Being a surgeon, he had seen so many parents lose children and spiral due to guilt and heartbreak. They would always repeat the same things "There must have been something I could have done" or "This is all my fault" . From a medical perspective, he knew that there was nothing a human could do to prevent science. Science defied all odds and this was how Jackson was raised. He, unlike April, was not raised in a church but rather amongst a family of cardiothoracic surgeons who discussed heart procedures around the Christmas Dinner table. But right now as he sat with his head in his hands, he found himself praying to a God he didn't believe in, that somehow, his baby would be alright, although he knew that it wouldn't.
It was late by the time Jackson found the courage to clean himself up and go home, he didn't know where April was but he assumed that she was running around the ER. She liked to take advantage of his late days when she could work extra hours.
Jackson took the stairs one at a time when he saw her bright red head updating a chart at the Nurse's Station. She laughed at something one of the Nurse's said as she handed back the tablet. Jackson frowned. He didn't want to be the one to have to break that, he didn't want to be the one to take the smile off her face because he had done it so many times before, they had finally gotten to a good place, the two of them. They had finally gotten through all the drama of unrequited love and sex in bathrooms and breaking promises to Jesus. But now they were just going to regress.

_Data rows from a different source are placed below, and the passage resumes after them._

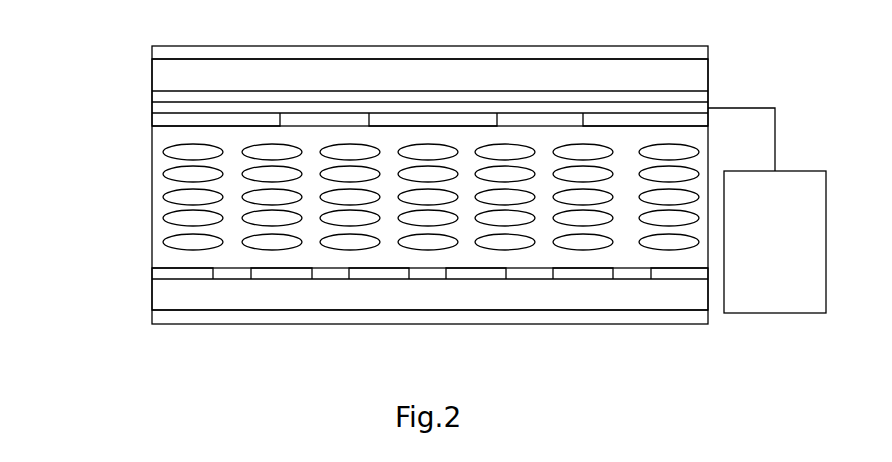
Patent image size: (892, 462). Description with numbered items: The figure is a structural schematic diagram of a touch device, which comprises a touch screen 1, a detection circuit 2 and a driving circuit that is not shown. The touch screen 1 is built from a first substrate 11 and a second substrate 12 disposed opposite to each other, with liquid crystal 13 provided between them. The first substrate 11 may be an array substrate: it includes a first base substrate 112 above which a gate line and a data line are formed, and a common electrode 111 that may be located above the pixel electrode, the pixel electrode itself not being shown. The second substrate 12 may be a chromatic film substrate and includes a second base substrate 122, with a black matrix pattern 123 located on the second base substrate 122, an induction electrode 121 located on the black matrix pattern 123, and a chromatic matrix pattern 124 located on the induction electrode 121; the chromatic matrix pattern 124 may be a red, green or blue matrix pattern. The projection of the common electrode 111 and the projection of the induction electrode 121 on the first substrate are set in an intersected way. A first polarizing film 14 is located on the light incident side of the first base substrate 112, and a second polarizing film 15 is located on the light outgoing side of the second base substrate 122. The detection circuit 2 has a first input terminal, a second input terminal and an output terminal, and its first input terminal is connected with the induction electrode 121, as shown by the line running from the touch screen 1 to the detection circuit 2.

The touch screen 1 is at (50, 37).
The first substrate 11 is at (74, 262).
The common electrode 111 is at (152, 273).
The first base substrate 112 is at (152, 293).
The second substrate 12 is at (72, 60).
The induction electrode 121 is at (152, 108).
The second base substrate 122 is at (152, 78).
The black matrix pattern 123 is at (152, 97).
The chromatic matrix pattern 124 is at (152, 121).
The liquid crystal 13 is at (166, 170).
The first polarizing film 14 is at (152, 318).
The second polarizing film 15 is at (152, 52).
The detection circuit 2 is at (785, 170).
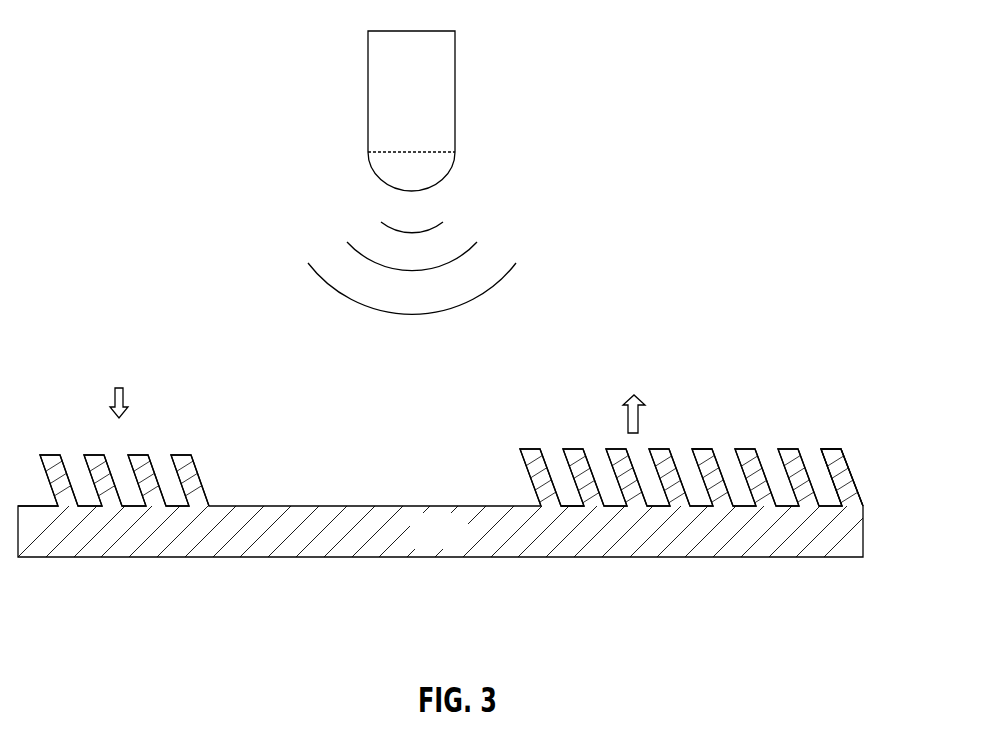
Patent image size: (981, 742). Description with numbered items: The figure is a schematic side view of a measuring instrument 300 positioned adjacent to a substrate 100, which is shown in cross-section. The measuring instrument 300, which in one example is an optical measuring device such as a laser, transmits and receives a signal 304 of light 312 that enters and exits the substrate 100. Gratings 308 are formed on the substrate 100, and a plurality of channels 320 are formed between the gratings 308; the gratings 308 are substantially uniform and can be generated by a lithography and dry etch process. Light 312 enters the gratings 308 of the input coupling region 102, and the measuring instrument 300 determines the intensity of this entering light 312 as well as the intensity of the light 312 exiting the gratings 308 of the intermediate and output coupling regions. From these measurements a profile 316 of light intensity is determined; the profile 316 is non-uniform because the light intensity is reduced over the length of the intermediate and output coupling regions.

Jackson turned around before April caught sight of him and bounded up the stairs and into a broom closet. He couldn't tell her. He reached for his phone with shaking hands and scrolled through the contacts. He pressed the green call button. She answered on the first ring. "Jackson! Baby, how are you?!" she exclaimed, Jackson's inhaled a few times, a few shaky breaths. His mother instantly knew something was off. "Jackson? Jackson honey what happened?" Jackson shook his head, "The baby Mom, the baby is going to die"
You can never be prepared for your glass breaking. Nor can you put it back together, once a glass breaks there is always a shard in the wrong place, a shard not sticking together properly. You can't do it yourself. When people break, the immediate thought is therapy, to sit in the plush chairs of a therapist's office and let them tell you how to glue the pieces of your glass back together. But to fix it you almost always need someone else, someone with a steadier hand, a better eye, someone who knows how to fix what broke. Coming out the other end the a better person than you were at the beginning is bullshit. You come out scarred, bruised and beaten, you just seem better because you went through hell. You don't get better, you adapt and you move on.